There is much that gets lost and covered up, however, in thinking data as an analog of organs or as a parallel of the ultimately nude body, including the social processes through which data sets are produced. The exposed physical and symbolic membranes of the Body Worlds and the Body Metrics exhibits further propose to see the anatomical gaze as both universal and universally denuding, even though the language that compares digital data to extraction of body matter only reveals the cultural and historical logic that shapes the way we are often invited to receive and make sense both of bodies and data. It departs vastly, for instance, from body language offered by traditional Chinese medicine that instead privileged the skin and sought to interrogate the body by scrutinizing and mapping its surface. Rather than seeking to distill elementary forms and segment crisp categories, Chinese medicine historically unfolded a more webbed logic of interrelated flows and influences. Therefore the dynamic and multiple Eastern “mo” discerned by Chinese doctors could not be made easily commensurate with the rhythmic singularity of the pulse perceived by Western medics. Similarly the sculpted definition of the muscular anatomical body stands at odds with the fulsome, fleshy plentitude of the body articulated by principles of acupuncture.[5] The disjuncture between Chinese bodies and western paradigms is folded right into the folds of the Body Worlds exhibit where, ironically, it is the bodies of deceased Chinese elderly persons, all moreover preserved over 30 years ago, who are made to account for contemporary American and European life and politics.

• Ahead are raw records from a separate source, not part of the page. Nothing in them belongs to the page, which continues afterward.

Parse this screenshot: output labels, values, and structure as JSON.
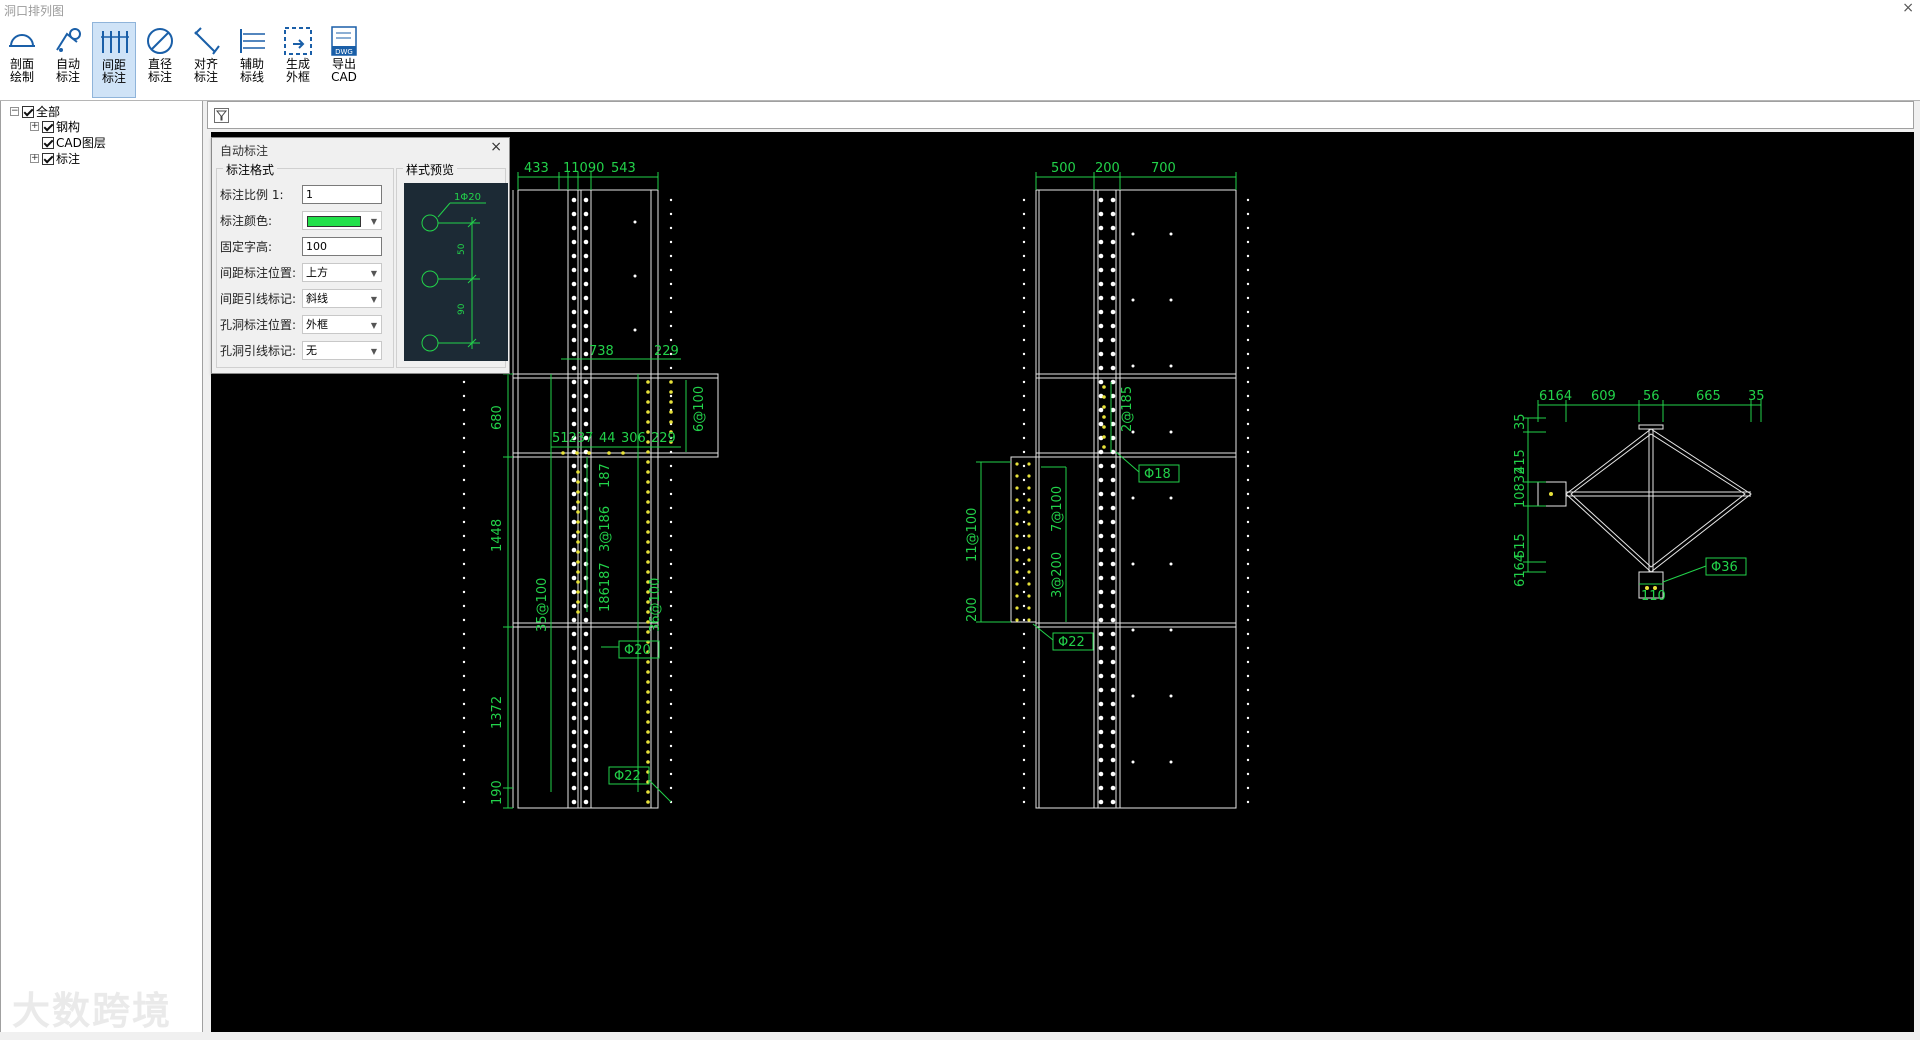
{
  "window": {
    "title": "洞口排列图",
    "close_glyph": "×"
  },
  "toolbar": {
    "buttons": [
      {
        "line1": "剖面",
        "line2": "绘制",
        "icon": "section-icon"
      },
      {
        "line1": "自动",
        "line2": "标注",
        "icon": "auto-dim-icon"
      },
      {
        "line1": "间距",
        "line2": "标注",
        "icon": "spacing-dim-icon",
        "active": true
      },
      {
        "line1": "直径",
        "line2": "标注",
        "icon": "diameter-icon"
      },
      {
        "line1": "对齐",
        "line2": "标注",
        "icon": "align-dim-icon"
      },
      {
        "line1": "辅助",
        "line2": "标线",
        "icon": "aux-line-icon"
      },
      {
        "line1": "生成",
        "line2": "外框",
        "icon": "outer-frame-icon"
      },
      {
        "line1": "导出",
        "line2": "CAD",
        "icon": "dwg-export-icon"
      }
    ],
    "dwg_badge": "DWG"
  },
  "tree": {
    "root": "全部",
    "children": [
      "钢构",
      "CAD图层",
      "标注"
    ],
    "expander_glyph": "−",
    "child_expander_glyph": "+"
  },
  "dialog": {
    "title": "自动标注",
    "group_format": "标注格式",
    "group_preview": "样式预览",
    "fields": {
      "scale_label": "标注比例 1:",
      "scale_value": "1",
      "color_label": "标注颜色:",
      "color_value": "#22e04a",
      "text_height_label": "固定字高:",
      "text_height_value": "100",
      "spacing_pos_label": "间距标注位置:",
      "spacing_pos_value": "上方",
      "spacing_leader_label": "间距引线标记:",
      "spacing_leader_value": "斜线",
      "hole_pos_label": "孔洞标注位置:",
      "hole_pos_value": "外框",
      "hole_leader_label": "孔洞引线标记:",
      "hole_leader_value": "无"
    },
    "preview_labels": {
      "dia": "1Φ20",
      "d1": "50",
      "d2": "90"
    }
  },
  "drawing": {
    "colors": {
      "dim": "#22d24a",
      "outline": "#e6e6e6",
      "hole_yellow": "#e8e23a",
      "background": "#000000"
    },
    "left_top_dims": [
      "433",
      "11090",
      "543"
    ],
    "left_mid_dims": [
      "738",
      "229"
    ],
    "left_row_dims": [
      "51237",
      "44",
      "306",
      "229"
    ],
    "left_side_dims": [
      "680",
      "1448",
      "1372",
      "190"
    ],
    "left_inner_dims": [
      "6@100",
      "187",
      "3@186",
      "186187",
      "35@100",
      "36@100"
    ],
    "left_callouts": [
      "Φ20",
      "Φ22"
    ],
    "mid_top_dims": [
      "500",
      "200",
      "700"
    ],
    "mid_inner_dims": [
      "2@185",
      "11@100",
      "7@100",
      "3@200",
      "200"
    ],
    "mid_callouts": [
      "Φ18",
      "Φ22"
    ],
    "right_top_dims": [
      "6164",
      "609",
      "56",
      "665",
      "35"
    ],
    "right_side_dims": [
      "35",
      "415",
      "10832",
      "515",
      "6164"
    ],
    "right_bottom_dim": "110",
    "right_callout": "Φ36"
  },
  "watermark": "大数跨境"
}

The language of nudity, exposure, transparency, anatomy less describes personal data than sets the terms by which data is to be socially interpreted and understood. But if data is never raw[6] we need a new vocabulary through which to not only make sense of the increasing quantities of data and the ‘self’ that results, but also to set expectations of the data sets we receive and conceive. To do that, we very well may want to leave some skin in the game.
Endnotes
[1] Edwards, N. Paul. 1997. The Closed World: Computers and the Politics of Discourse in Cold War America. The MIT Press.

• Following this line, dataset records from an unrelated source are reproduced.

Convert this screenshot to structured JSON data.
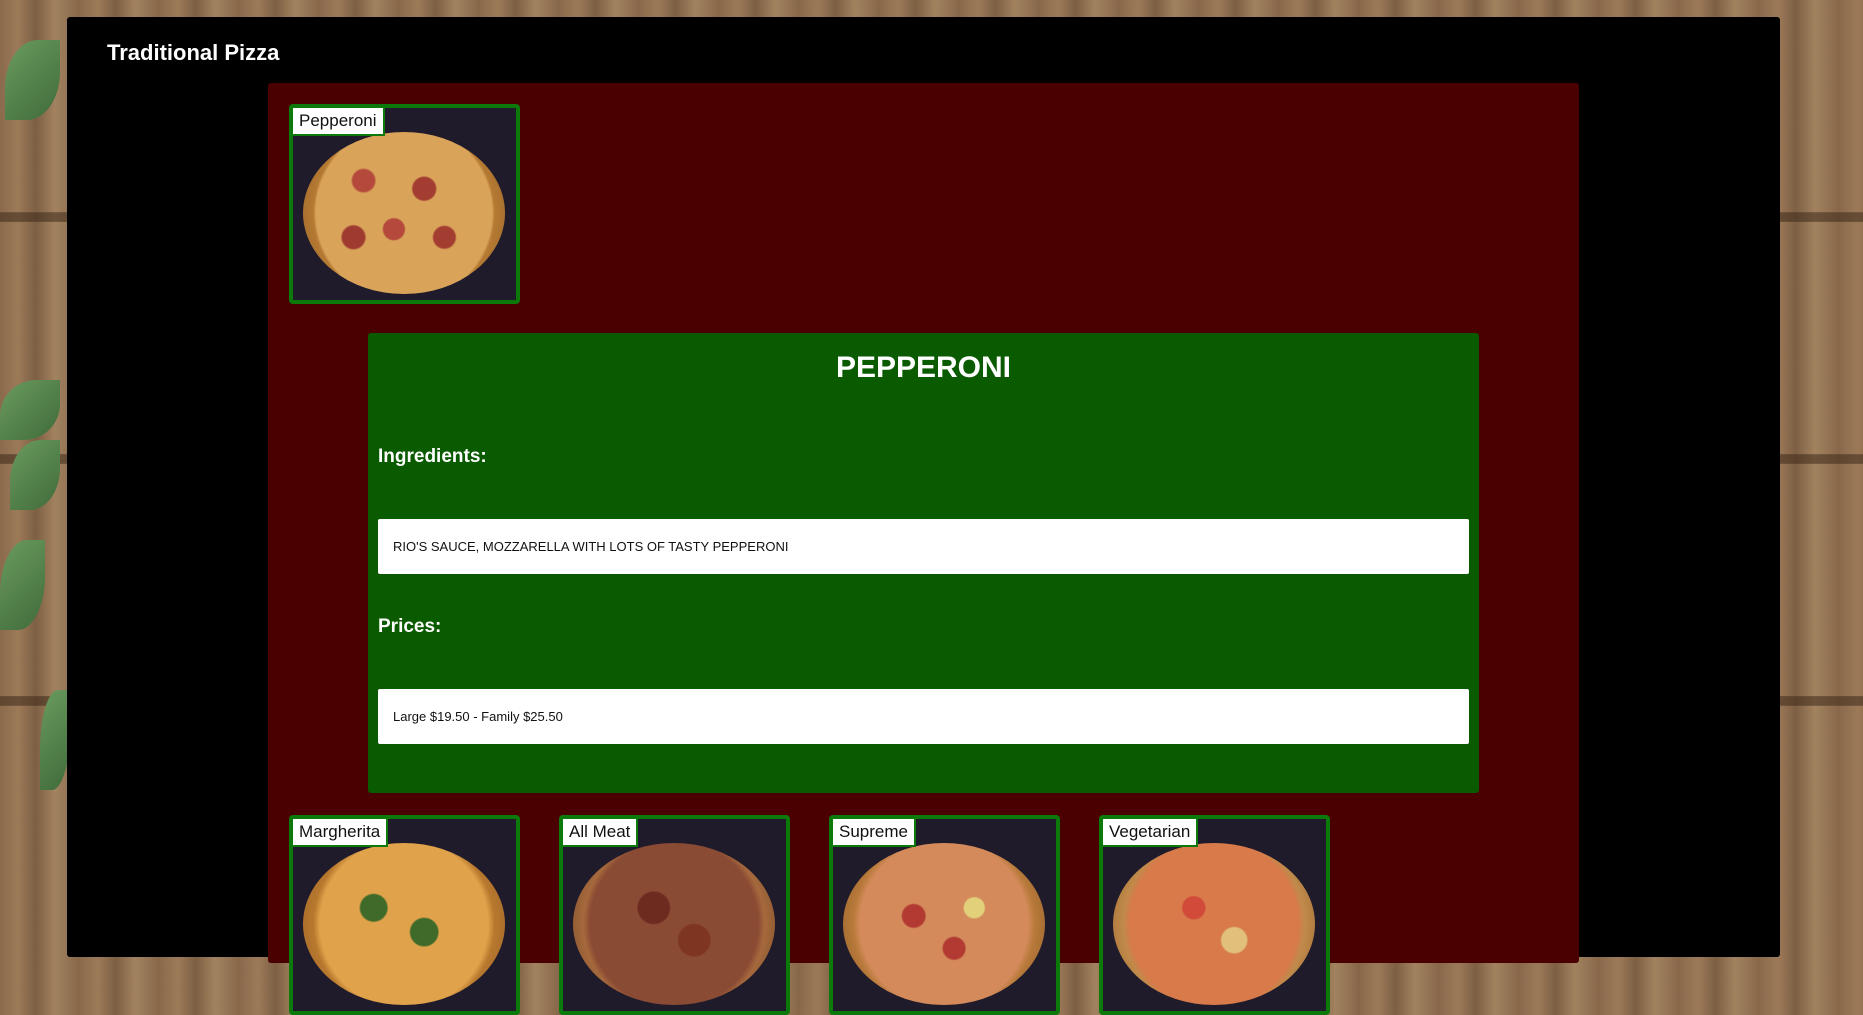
{
  "page": {
    "title": "Traditional Pizza"
  },
  "featured": {
    "label": "Pepperoni"
  },
  "detail": {
    "name": "PEPPERONI",
    "ingredients_label": "Ingredients:",
    "ingredients": "RIO'S SAUCE, MOZZARELLA WITH LOTS OF TASTY PEPPERONI",
    "prices_label": "Prices:",
    "prices": "Large $19.50 - Family $25.50"
  },
  "menu": [
    {
      "label": "Margherita"
    },
    {
      "label": "All Meat"
    },
    {
      "label": "Supreme"
    },
    {
      "label": "Vegetarian"
    }
  ],
  "colors": {
    "panel": "#000000",
    "inner": "#4a0000",
    "detail": "#0a5a00",
    "card_border": "#0b7a0b"
  }
}
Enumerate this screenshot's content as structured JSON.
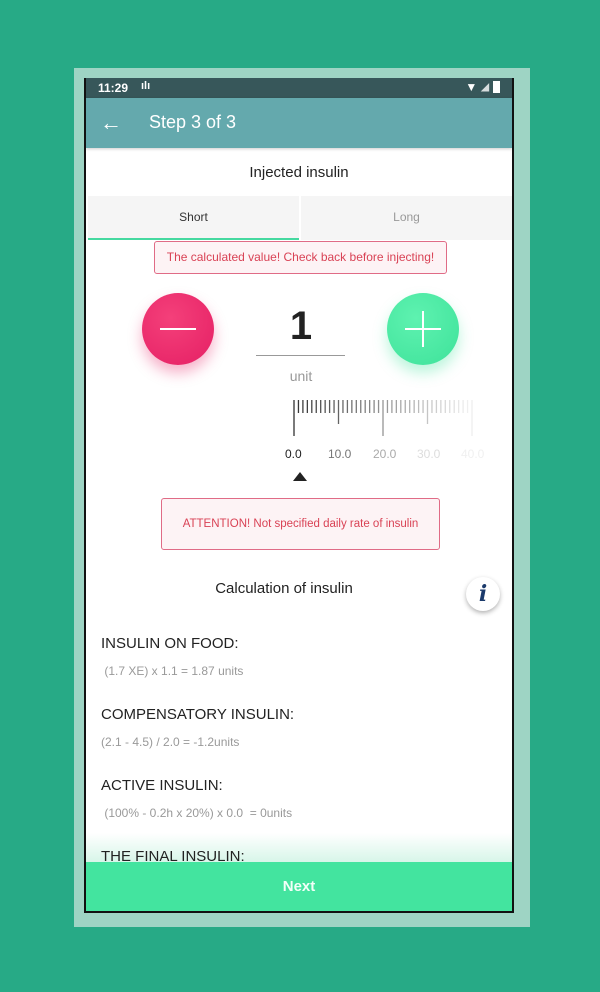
{
  "status_bar": {
    "time": "11:29",
    "vibrate_icon": "vibrate-icon",
    "wifi_icon": "wifi-icon",
    "signal_icon": "signal-icon",
    "battery_icon": "battery-charging-icon"
  },
  "app_bar": {
    "back_icon": "arrow-left-icon",
    "title": "Step 3 of 3"
  },
  "section_title": "Injected insulin",
  "tabs": [
    {
      "label": "Short",
      "active": true
    },
    {
      "label": "Long",
      "active": false
    }
  ],
  "warning_calculated": "The calculated value! Check back before injecting!",
  "dose": {
    "value": "1",
    "unit": "unit",
    "minus_icon": "minus-icon",
    "plus_icon": "plus-icon"
  },
  "ruler": {
    "labels": [
      "0.0",
      "10.0",
      "20.0",
      "30.0",
      "40.0"
    ],
    "selected": 0.0
  },
  "warning_daily": "ATTENTION! Not specified daily rate of insulin",
  "calculation": {
    "title": "Calculation of insulin",
    "info_icon": "info-icon",
    "items": [
      {
        "heading": "INSULIN ON FOOD:",
        "formula": " (1.7 XE) x 1.1 = 1.87 units"
      },
      {
        "heading": "COMPENSATORY INSULIN:",
        "formula": "(2.1 - 4.5) / 2.0 = -1.2units"
      },
      {
        "heading": "ACTIVE INSULIN:",
        "formula": " (100% - 0.2h x 20%) x 0.0  = 0units"
      },
      {
        "heading": "THE FINAL INSULIN:",
        "formula": ""
      }
    ]
  },
  "next_button": "Next"
}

[2] Klines and Clyne who originally coined the term ‘cyborg’ imagined the body as a closed system, one that can be technologically harmonized and controlled. See: de Monchaux, Nicholas. 2011. Spacesuit: Fashioning Apollo. The MIT Press.

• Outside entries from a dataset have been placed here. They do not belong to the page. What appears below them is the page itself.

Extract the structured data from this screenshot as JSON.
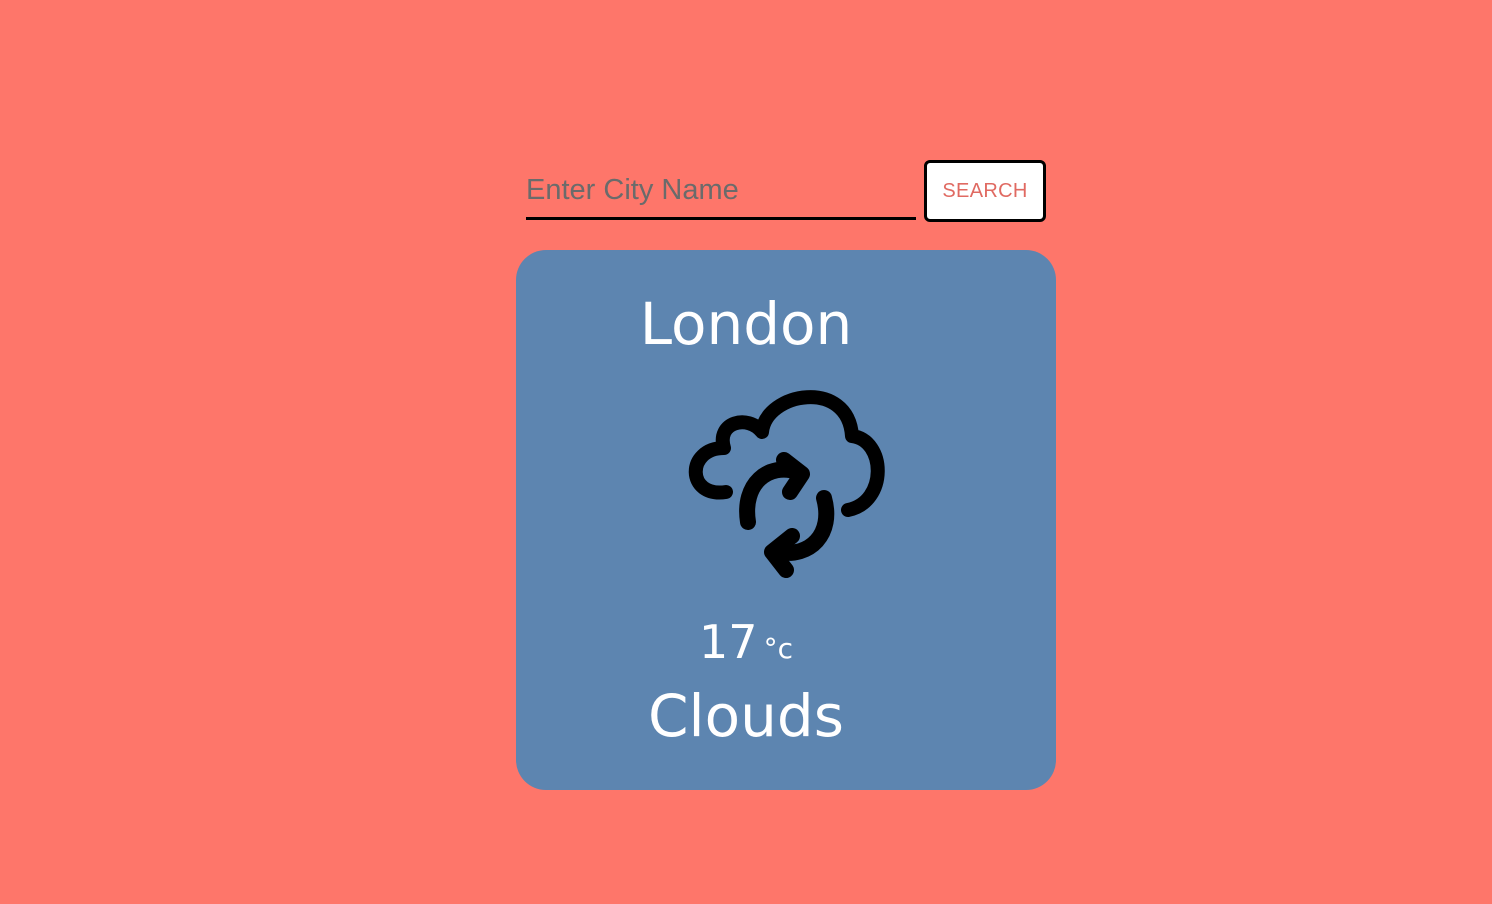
{
  "search": {
    "placeholder": "Enter City Name",
    "value": "",
    "button_label": "SEARCH"
  },
  "weather": {
    "city": "London",
    "temperature": "17",
    "unit": "°c",
    "condition": "Clouds",
    "icon": "cloud-sync-icon"
  },
  "colors": {
    "background": "#fe766a",
    "card": "#5d85b0",
    "button_text": "#e06a62",
    "text": "#ffffff"
  }
}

[3] duBois, Page. Torture and Truth. New York: Routledge, n.d.
[4] Kuriyama, Shigehisa. 2002. The Expressiveness of the Body and the Divergence of Greek and Chinese Medicine. Zone Books
[5] Kuriyama, Shigehisa. 2002. The Expressiveness of the Body and the Divergence of Greek and Chinese Medicine. Zone Books
[6] Gitelman, Lisa. 2013. Raw Data is an Oxymoron. MIT Press.
Yuliya Grinberg is a PhD candidate in the department of anthropology at Columbia University. Her work examines self-tracking and personal data on mobile apps and wearable tech, especially data aesthetics and the relationship between data and embodiment.